Business continuity planning needs to cover a wide variety of activity. According to the Conference Board's study, IT is the most frequently covered item, appearing in 92% of plans. Other key activities include moving operations to a new location (82%), providing telecom services (78%), identifying essential employees (75%) and working from home (71%).
 
Given the importance of IT to modern business, it is no surprise that IT tops the list. According to a survey on attitudes to IT from IDC, business managers' main IT priority has become efficacy (meeting business needs), rather than efficiency (improving employee productivity). In light of this, availability has become their number one requirement and this demands rock-solid business continuity.
 
data centers lacking in cover
 
Despite IT's profile in business continuity, analyst the Burton Group warns that many organizations are at risk because their data centers' plans have not kept up with current business demands. Richard Jones, VP for Burton Group's Data Center Strategies service says that a 'perfect storm' of issues is brewing which needs to be factored in.
 
Data volumes have exploded over the last few years and multiple regulations demand that organizations retain their data for longer and more securely. Companies competing in rapidly moving globalized markets have very little tolerance to any downtime whatsoever, particularly those that have adopted just-in-time manufacturing and distribution. To compound matters, many organizations have trimmed their workforce to the minimum with equipment typically running at 100% all of the time.

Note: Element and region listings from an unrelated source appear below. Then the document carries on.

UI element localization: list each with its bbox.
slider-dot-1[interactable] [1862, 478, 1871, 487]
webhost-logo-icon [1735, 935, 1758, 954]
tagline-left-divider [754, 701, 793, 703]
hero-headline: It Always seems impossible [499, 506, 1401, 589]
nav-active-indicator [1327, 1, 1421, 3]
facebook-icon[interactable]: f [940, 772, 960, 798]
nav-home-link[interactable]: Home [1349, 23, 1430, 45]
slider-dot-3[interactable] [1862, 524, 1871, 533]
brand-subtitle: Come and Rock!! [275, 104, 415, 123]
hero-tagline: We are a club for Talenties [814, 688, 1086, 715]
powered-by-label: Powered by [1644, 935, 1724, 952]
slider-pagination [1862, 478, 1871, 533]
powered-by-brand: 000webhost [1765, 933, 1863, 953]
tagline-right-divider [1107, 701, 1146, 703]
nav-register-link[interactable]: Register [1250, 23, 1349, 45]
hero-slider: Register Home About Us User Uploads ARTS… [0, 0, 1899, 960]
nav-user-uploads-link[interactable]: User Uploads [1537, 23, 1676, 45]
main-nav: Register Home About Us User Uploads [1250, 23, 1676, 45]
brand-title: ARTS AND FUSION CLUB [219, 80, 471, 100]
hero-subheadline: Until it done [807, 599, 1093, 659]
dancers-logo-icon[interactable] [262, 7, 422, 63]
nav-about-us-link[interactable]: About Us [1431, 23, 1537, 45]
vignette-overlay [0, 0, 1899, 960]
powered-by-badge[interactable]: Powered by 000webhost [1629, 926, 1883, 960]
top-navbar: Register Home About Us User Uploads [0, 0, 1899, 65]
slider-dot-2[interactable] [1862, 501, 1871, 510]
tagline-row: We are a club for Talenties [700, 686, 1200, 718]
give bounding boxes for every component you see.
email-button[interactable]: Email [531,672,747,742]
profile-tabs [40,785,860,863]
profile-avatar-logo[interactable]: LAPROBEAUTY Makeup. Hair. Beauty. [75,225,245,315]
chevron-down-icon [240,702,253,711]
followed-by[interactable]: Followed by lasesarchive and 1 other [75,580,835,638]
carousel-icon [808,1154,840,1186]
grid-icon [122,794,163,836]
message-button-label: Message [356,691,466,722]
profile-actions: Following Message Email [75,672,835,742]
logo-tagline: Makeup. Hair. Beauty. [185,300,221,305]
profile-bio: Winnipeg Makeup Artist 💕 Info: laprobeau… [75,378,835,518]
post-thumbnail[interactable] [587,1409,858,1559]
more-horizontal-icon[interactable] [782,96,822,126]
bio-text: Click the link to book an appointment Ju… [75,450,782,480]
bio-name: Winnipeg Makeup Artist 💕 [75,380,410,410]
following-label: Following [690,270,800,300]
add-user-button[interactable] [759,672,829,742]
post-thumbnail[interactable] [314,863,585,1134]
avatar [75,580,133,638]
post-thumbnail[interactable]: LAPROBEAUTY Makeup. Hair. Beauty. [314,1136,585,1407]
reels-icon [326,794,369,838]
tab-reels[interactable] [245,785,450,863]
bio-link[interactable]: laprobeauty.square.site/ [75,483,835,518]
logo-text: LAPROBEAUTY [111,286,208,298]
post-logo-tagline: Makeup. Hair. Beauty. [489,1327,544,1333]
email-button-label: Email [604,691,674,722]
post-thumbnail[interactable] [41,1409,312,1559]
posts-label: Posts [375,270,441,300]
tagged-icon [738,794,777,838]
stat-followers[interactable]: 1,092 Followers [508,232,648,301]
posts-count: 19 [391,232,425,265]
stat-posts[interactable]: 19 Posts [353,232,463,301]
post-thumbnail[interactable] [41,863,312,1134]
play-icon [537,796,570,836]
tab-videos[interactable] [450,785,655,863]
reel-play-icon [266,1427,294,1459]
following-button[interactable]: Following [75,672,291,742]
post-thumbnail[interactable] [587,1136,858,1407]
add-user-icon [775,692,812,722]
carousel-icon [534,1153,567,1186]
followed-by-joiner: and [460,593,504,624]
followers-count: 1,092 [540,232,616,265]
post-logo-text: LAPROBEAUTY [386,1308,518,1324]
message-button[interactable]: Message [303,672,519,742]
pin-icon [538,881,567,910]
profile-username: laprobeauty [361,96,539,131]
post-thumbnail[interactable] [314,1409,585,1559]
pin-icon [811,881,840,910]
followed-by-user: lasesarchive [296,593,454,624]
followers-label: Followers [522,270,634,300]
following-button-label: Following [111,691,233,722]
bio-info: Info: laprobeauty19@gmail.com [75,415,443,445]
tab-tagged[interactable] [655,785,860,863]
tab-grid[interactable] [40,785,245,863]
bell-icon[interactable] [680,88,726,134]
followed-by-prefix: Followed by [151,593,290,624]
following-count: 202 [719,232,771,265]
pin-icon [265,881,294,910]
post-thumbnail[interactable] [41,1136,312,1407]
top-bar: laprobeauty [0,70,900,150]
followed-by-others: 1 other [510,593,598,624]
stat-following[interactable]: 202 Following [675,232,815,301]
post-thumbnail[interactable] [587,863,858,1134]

Keeping these data centers operating is a fine balancing act that needs budget commitment from the business rather than cuts.
 
Although rock-solid IT business continuity is essential to successful businesses, IT and communications also plays a key roles in helping companies minimize disruption. The move towards virtualization in data centers, for example, is being driven partly by business continuity requirements like systems recovery and backup. And according to Wainhouse Research rich media collaboration applications are being used by 58% of companies as part of their plan. These include videoconferencing, IP telephony, telepresence, web and audio conferencing, and unified communications.